At 1.65mx 3m it weighs 2800 kg and provides a wide field of view.

It will remove the picture every 40 seconds, about 8-12 hours a night due to the rapid rearrangement of the rolling mount of the dome and the telescope.

It has 3200 megapixels (67 times more than the iPhone 16 camera), making it so high resolution that it can capture the golf ball on the moon and will require 400 ultra HD screens to show one image.

“When we got the first photo here, it was a special moment,” Mr.
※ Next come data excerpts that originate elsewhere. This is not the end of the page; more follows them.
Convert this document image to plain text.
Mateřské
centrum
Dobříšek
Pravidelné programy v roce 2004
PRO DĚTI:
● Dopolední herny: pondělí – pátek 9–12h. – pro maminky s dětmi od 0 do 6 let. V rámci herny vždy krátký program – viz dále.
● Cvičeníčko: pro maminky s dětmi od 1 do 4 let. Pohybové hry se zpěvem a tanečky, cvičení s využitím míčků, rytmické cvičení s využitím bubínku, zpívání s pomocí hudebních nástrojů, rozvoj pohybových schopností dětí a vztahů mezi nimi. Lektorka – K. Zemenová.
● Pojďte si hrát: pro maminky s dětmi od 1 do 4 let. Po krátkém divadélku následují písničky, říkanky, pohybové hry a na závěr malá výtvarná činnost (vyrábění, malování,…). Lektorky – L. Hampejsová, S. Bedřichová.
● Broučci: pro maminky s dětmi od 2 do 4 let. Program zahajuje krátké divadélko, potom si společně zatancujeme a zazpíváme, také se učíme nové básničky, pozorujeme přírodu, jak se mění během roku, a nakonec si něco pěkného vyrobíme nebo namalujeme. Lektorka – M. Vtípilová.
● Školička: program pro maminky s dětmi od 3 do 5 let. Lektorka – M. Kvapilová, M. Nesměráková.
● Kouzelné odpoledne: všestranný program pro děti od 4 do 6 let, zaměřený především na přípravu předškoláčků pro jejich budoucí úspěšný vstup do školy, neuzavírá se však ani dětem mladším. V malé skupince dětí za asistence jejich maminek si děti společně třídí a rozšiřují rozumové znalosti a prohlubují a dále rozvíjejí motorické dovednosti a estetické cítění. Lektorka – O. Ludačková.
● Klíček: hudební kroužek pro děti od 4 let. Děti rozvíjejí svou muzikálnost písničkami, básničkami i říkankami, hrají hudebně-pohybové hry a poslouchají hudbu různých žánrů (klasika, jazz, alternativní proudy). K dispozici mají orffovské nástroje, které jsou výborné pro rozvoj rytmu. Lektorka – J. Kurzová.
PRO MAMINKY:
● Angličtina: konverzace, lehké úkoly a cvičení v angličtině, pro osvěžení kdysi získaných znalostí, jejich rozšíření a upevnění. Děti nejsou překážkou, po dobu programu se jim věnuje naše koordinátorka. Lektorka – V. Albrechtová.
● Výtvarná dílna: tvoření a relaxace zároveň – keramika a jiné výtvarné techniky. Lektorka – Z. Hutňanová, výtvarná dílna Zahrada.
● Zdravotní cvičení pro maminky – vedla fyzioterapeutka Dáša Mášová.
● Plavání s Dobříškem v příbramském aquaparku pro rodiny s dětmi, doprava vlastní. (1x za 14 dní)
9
Megias said.

“When I first started working with this project, I met a man who worked on him since 1996. I was born in 1997. It makes you realize that it is the aspiration of the astronomers.”

It will decrease to hundreds of scientists around the world to analyze the flow alerts that will be rush of approximately 10 million on the night.

The poll will work in four areas: reflection of changes in the sky or transitional objects, the formation of the Milky Way, the reflection of the solar system and the understanding of dark matter and how the universe is formed.

But its greatest force lies in its maturity. It will interview the same areas again and again, and every time it detects changes, they will warn scientists.

Rubinobs Round Blue Ring with cables coming out of it and the metal platform leading to it. It is inside a dome building with blue and white railings around it. The blue ring rises on the platform with a metal staircase leading to it. There is a construction machinery around it.Rubino

Collecting a telescope supplying camera and huge mirrors

“This transition side is a really new unique thing … which has the potential to show us what we haven’t even thought before,” explains Professor Hayman.

But it can also help protect us by finding dangerous objects that suddenly do not stray near the ground, including asteroids like Yr4, which scientists are briefly concerned about earlier this year, were on the way to invade our planet.

Very large camera mirrors will help scientists discover the smallest light and distortions that are ejected from these objects and track them as speeds through space.

“This is transformational. This will be the largest set of data with which we should look at our galaxy when we should have been nourishing what we do for many years,” says Professor Ellis Deson of Darem University.

It will get images to analyze how far the stars reach the Milky Way.

At the moment, most data from the stars are returning about 163,000 light years old, but Vera Rubin could see up to 1.2 million light years.

Professor Deson also hopes to see the stellar halo of the Milky Way, or his stars cemetery destroyed over time, as well as small satellite galaxies that are still surviving, but incredibly weak and difficult to find.

It is believed that Vera Rubin is powerful enough to finally solve the long -standing secret about the existence of the planet of our solar system.

This object can be up to 700 times the distance between the earth and the sun, far beyond the reach of other terrestrial telescopes.

“We will need a lot of time to really understand how this new beautiful observatory works. But I’m so ready for it,” says Professor Hayman.